Regime de bens na união estável por contrato escrito efeitos ex nunc e retroatividade judicial
No caso, o magistrado de piso julgou improcedente a pretensão de invalidade de cláusula retroativa do regime de bens da união estável consignando que "tendo os litigantes optado por adotar o regime da 'separação total de bens' quando da realização do contrato de convivência, inclusive com efeitos retroativos ao início da união estável, e não tendo restado demonstrado que a autora foi forçada ou ludibriada a fazê-lo, se concluiu ter ela o feito espontaneamente, devendo o pacto continuar a vigorar". Por sua vez, o Tribunal de origem manteve a sentença, por entender possível a retroatividade de todo o contrato de convivência no caso de previsão expressa em cláusula contratual. Dessa forma, a Corte a quo decidiu a questão em desconformidade com a jurisprudência do STJ, segundo a qual a eleição do regime de bens da união estável por contrato escrito é dotada de efetividade ex nunc, sendo inválidas cláusulas que estabeleçam a retroatividade dos efeitos. Por fim, consigna-se que a possibilidade de cláusula retroativa sobre o regime de bens, em contrato celebrado entre os conviventes, depende de expressa autorização judicial, nos termos do art. 1.639, § 2º, do CC/2002.

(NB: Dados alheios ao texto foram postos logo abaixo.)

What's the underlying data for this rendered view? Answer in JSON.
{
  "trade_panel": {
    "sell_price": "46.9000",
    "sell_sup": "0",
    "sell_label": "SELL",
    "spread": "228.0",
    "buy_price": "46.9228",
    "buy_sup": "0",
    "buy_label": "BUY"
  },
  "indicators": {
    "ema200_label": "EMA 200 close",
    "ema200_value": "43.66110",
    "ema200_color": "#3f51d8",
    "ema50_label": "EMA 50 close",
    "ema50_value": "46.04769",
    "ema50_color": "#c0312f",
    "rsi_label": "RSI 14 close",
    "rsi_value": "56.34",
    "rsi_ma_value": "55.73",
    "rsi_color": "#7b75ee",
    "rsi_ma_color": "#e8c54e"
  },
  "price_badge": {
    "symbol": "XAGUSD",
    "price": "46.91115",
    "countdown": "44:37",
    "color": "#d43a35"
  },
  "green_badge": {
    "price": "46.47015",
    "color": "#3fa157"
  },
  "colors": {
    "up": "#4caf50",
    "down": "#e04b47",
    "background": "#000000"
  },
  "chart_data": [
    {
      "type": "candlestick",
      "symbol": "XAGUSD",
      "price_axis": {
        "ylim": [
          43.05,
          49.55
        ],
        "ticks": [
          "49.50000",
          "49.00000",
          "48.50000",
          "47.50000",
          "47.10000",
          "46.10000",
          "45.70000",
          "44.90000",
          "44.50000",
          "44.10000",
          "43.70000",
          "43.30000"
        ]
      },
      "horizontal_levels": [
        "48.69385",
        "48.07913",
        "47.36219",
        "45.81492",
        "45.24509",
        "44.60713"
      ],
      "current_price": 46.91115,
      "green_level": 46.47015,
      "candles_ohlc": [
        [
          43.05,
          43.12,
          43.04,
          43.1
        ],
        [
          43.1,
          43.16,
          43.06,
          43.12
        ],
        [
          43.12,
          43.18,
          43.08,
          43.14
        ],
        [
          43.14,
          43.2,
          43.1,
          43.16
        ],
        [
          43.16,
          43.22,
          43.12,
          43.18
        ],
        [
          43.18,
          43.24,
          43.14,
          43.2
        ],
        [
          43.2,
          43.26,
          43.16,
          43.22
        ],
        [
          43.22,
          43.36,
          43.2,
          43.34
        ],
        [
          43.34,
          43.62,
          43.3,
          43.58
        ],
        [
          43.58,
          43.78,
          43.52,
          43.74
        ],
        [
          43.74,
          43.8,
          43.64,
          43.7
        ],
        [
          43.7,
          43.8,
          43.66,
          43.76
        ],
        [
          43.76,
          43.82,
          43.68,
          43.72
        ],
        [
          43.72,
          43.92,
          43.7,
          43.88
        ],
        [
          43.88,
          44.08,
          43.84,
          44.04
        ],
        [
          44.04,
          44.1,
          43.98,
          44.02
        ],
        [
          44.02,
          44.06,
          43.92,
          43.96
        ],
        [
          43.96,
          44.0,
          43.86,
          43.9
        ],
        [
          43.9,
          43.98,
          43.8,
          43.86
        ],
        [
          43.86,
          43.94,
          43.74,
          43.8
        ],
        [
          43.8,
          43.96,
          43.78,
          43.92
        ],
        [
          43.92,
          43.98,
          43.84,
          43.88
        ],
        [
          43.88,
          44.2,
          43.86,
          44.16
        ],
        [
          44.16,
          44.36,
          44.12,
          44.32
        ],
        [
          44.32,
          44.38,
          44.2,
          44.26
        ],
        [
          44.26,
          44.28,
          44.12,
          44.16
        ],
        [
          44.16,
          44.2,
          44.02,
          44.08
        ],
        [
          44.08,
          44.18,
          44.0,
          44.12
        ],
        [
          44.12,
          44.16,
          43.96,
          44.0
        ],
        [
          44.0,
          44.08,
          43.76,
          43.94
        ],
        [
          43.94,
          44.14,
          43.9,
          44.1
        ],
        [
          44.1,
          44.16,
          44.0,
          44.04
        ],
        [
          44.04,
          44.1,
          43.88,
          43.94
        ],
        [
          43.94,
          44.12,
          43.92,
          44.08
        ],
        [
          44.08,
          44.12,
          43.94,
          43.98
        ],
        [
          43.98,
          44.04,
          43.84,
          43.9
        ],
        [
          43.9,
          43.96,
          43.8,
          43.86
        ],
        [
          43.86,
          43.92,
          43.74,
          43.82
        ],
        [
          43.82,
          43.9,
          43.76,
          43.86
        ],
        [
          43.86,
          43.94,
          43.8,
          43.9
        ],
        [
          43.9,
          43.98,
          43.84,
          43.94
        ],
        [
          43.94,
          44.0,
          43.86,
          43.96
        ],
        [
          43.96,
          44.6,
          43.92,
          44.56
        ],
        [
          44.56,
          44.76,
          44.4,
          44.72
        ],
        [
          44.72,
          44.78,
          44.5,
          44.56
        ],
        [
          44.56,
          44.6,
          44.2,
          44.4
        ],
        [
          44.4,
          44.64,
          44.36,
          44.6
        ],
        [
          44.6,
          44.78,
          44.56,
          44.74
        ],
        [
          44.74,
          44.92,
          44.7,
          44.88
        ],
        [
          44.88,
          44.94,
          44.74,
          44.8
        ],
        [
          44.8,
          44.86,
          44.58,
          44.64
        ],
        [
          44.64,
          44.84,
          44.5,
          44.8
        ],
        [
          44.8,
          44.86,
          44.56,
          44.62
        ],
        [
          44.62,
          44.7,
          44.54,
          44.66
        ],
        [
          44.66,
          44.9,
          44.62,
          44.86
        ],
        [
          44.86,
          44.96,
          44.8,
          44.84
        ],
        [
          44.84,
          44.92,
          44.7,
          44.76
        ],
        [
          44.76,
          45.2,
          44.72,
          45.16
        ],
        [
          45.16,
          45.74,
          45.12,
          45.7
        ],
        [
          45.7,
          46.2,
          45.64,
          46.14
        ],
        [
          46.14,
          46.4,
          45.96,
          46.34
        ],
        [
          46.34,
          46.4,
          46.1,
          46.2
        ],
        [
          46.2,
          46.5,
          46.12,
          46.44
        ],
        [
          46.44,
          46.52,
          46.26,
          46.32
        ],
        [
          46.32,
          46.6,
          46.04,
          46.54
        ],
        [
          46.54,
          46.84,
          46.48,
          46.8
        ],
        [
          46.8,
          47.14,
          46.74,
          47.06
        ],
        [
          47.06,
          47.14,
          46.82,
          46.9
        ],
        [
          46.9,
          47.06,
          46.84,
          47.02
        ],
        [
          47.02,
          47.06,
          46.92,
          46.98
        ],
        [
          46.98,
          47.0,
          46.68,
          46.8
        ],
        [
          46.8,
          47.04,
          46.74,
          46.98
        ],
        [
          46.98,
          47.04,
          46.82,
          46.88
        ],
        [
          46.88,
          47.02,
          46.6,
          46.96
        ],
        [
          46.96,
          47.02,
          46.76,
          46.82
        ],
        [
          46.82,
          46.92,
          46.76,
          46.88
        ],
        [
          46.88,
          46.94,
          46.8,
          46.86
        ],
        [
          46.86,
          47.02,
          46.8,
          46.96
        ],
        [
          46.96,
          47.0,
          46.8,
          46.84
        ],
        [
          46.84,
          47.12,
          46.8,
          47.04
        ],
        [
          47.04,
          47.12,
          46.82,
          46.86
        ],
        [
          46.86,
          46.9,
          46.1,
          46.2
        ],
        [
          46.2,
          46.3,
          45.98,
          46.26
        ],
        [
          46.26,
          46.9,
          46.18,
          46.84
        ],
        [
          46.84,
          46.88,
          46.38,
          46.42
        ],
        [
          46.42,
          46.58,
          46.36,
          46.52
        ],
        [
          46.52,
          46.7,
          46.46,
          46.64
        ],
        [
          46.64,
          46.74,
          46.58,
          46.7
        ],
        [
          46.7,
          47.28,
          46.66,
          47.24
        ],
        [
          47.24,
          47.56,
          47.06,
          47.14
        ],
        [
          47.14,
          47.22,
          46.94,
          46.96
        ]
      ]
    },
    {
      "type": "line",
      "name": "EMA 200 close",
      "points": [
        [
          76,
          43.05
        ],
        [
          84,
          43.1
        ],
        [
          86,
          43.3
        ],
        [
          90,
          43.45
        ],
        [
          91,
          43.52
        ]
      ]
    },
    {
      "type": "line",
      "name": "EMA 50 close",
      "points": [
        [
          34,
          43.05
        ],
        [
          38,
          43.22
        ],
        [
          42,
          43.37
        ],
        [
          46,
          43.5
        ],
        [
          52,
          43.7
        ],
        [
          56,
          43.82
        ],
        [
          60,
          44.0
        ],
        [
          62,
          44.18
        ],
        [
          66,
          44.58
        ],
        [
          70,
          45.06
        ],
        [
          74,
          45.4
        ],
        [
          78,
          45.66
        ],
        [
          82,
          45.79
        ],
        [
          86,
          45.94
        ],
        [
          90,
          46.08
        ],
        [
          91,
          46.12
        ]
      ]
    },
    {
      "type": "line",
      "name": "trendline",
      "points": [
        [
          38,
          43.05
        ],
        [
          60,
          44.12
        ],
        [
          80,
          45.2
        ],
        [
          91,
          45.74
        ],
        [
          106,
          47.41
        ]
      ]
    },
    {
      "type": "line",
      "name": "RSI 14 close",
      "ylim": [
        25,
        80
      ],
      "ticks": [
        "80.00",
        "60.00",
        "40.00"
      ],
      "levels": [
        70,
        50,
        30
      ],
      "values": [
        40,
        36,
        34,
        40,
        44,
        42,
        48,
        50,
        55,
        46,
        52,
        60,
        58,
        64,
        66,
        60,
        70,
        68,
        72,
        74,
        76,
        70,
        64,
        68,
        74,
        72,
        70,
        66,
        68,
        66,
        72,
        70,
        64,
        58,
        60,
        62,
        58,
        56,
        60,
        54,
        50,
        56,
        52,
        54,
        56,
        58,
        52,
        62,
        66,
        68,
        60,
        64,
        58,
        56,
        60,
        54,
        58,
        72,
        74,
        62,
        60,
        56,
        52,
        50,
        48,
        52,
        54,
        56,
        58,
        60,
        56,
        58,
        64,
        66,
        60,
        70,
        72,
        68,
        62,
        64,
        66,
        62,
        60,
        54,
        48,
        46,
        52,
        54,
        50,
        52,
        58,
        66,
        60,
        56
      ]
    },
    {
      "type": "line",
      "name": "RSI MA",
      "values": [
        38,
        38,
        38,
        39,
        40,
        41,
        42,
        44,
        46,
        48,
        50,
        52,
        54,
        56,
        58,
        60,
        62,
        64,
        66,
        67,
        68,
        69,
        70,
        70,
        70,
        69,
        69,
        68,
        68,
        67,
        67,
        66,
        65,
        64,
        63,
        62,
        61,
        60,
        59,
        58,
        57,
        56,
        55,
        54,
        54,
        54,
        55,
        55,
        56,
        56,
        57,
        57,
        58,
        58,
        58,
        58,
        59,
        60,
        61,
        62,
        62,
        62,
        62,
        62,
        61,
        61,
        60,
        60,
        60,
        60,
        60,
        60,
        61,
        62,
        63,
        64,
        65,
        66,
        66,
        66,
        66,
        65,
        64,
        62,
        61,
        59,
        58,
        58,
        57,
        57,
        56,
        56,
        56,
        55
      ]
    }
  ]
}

Indicação de link do tribunal não comprova a tempestividade do recurso
A Corte Especial do STJ, nos autos do AREsp 957.821/MS, relatora para acórdão Ministra Nancy Andrighi, DJe 19/12/2017, firmou entendimento no sentido da impossibilidade de comprovação posterior da tempestividade de recurso interposto na égide do CPC/2015, haja vista a redação do art. 1.003, § 6º, da referida norma, que exige a comprovação da ocorrência de feriado local no ato de interposição do recurso, e porque o § 3º do art. 1.029 impõe, para desconsideração de vício formal, que se trate de "recurso tempestivo". Impende registrar que o art. 374, I, do CPC/2015 não se aplica na hipótese. A necessidade de comprovação do feriado local - ou mesmo da suspensão do expediente, no âmbito do Tribunal a quo -, no ato da interposição do recurso, por meio de documento idôneo, foi reafirmada pela Corte Especial, em 2/10/2019, no julgamento do REsp 1.813.684/SP, relator para acórdão Ministro Luis Felipe Salomão, modulando-se, todavia, os efeitos da decisão, em razão dos princípios da segurança jurídica, da proteção da confiança, da isonomia e da primazia da decisão de mérito, de modo que o entendimento firmado fosse aplicado tão somente aos recursos interpostos após a publicação do acórdão daquele apelo nobre, o que ocorrera em 18/11/2019. Em Questão de Ordem, de relatoria da Ministra Nancy Andrighi, julgada em 3/2/2020 (DJe de 28/2/2020), a Corte Especial do STJ reconheceu que a tese firmada por ocasião do julgamento do referido REsp 1.813.684/SP, no que relativo à modulação de efeitos, é restrita ao feriado de segunda-feira de carnaval, não se aplicando aos demais feriados locais. Ressalte-se, por fim, que a jurisprudência deste Tribunal é no sentido de que a mera remissão a link de site do Tribunal de origem nas razões recursais é insuficiente para comprovar a tempestividade do recurso.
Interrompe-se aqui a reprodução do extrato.